Marché du travail: le bon réflexe

vendredi, 18.05.2018

Stéphanie Ruegsegger*

La Suisse se porte bien et son marché du travail affiche un taux de chômage à faire pâlir de jalousie ses voisins, avec une nouvelle cote à 2,7%.

En parallèle, les entreprises suisses devront dès juillet prochain annoncer obligatoirement les ouvertures de postes, en vue de lutter contre une immigration massive qui mettrait à mal notre marché du travail. Une situation plutôt paradoxale.

Cette obligation est la traduction concrète de l’initiative UDC contre l’immigration de masse, acceptée en février 2014. Ce principe constitutionnel sera mis en œuvre dès juillet, par une nouvelle exigence envers les entreprises: celles-ci devront, sous condition notamment du taux de chômage dans leur genre de profession, annoncer les postes ouverts à l’office régional de placement (ORP). Ce dernier bénéficiera alors d’un délai de cinq jours pour proposer le poste à ces bénéficiaires inscrits, avant qu’il ne soit ouvert sur le marché.

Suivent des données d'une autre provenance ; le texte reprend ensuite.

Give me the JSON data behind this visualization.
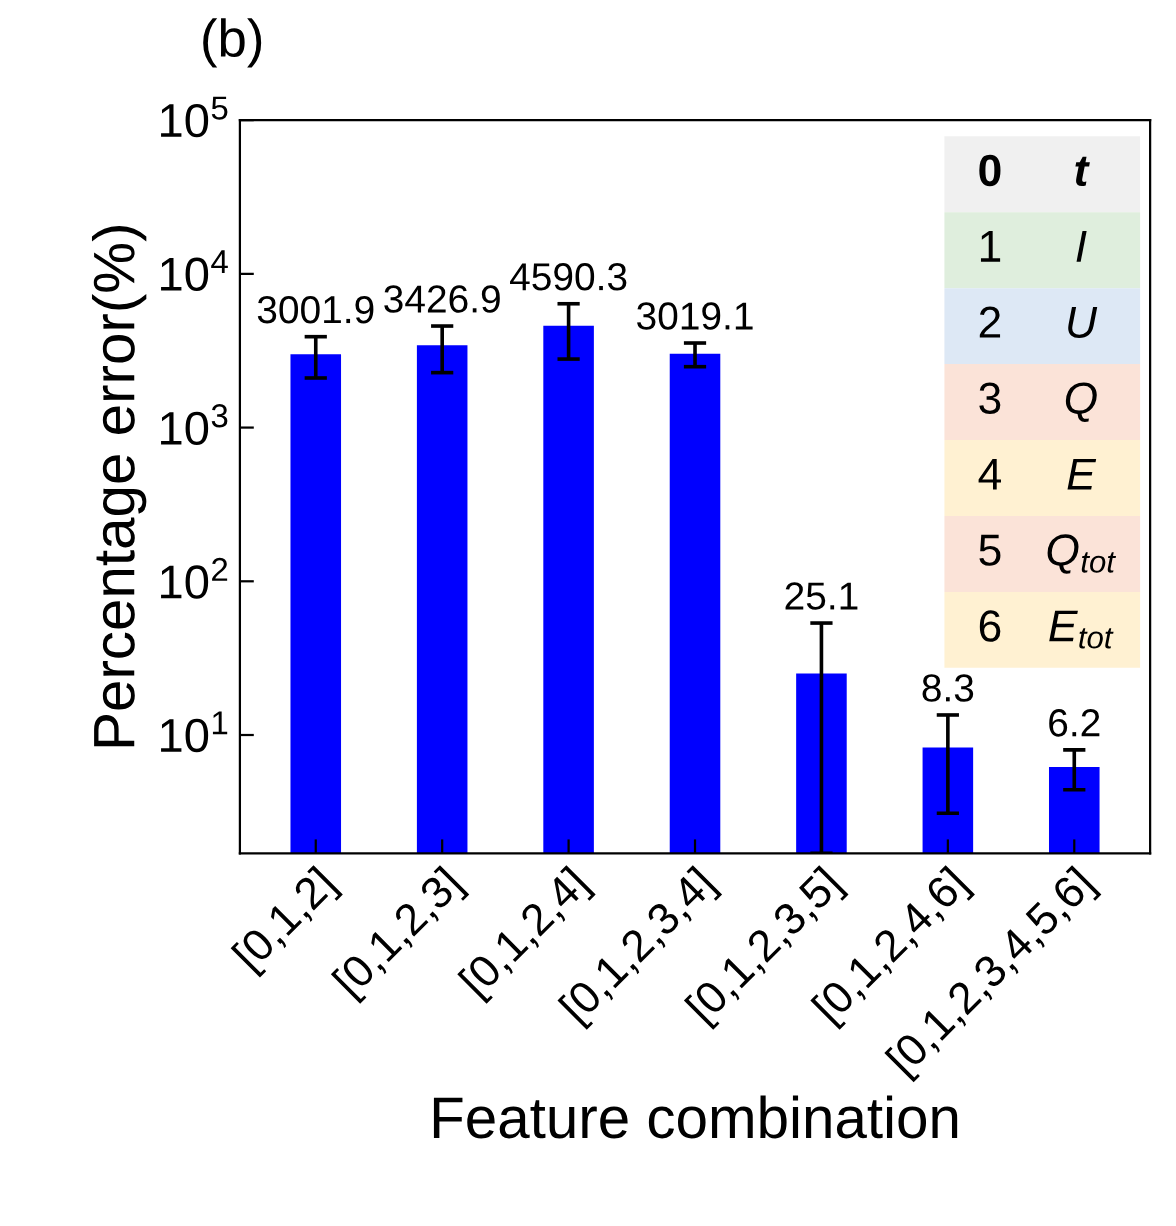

Si elles omettent cette obligation, elles seront alors passibles d’une amende pouvant atteindre 40.000 francs. Une démarche fastidieuse, dont les entreprises, qui croulent déjà sous les tâches administratives, se seraient bien passées. D’autant que la liste des genres de professions, récemment publiée par le Conseil fédéral, est dans certains cas plutôt folklorique. On y apprend ainsi que le chômage est particulièrement élevé dans notre pays pour les télexistes (sic).

Au-delà de la contrainte imposée aux entreprises et des incongruités de la liste des groupes de profession, on peut s’étonner de devoir ainsi lutter contre une supposée immigration massive, avec un taux de chômage si bas. Certes. Mais c’est le prix à payer si nos entreprises veulent pouvoir continuer à recruter rapidement le personnel nécessaire à leur bon fonctionnement. En clair, il est demandé d’avoir le réflexe de chercher la perle rare sur le marché local, avant de se tourner vers l’étranger. Faute de quoi ce sont les accords bilatéraux qui seront menacés, et avec eux la possibilité de recruter facilement la main-d’œuvre qui fait défaut dans notre pays.

Un récent article faisait mention du danger de pénurie de personnel qui plane sur la Suisse. Or, l’accès à une main-d’œuvre qualifiée est un élément indissociable de la compétitivité d’un pays: perdre du temps pour recruter la bonne personne, c’est tarder d’autant à développer les activités et prendre le risque d’être dépassé par des concurrents. Dans de telles conditions, les entreprises pourraient être tentées de développer leurs activités dans des contrées plus ouvertes en matière de recrutement de main-d’œuvre.

Alors même si l’obligation d’annonce est une contrainte et que de nombreux points méritent d’être clarifiés, elle peut être une chance pour faire des ORP de vrais partenaires, en phase avec les besoins des entreprises. Elle doit surtout éviter que, d’une supposée immigration de masse, notre marché du travail ne soit victime d’une évasion massive d’entreprises, dont les Suisses seraient les premières victimes.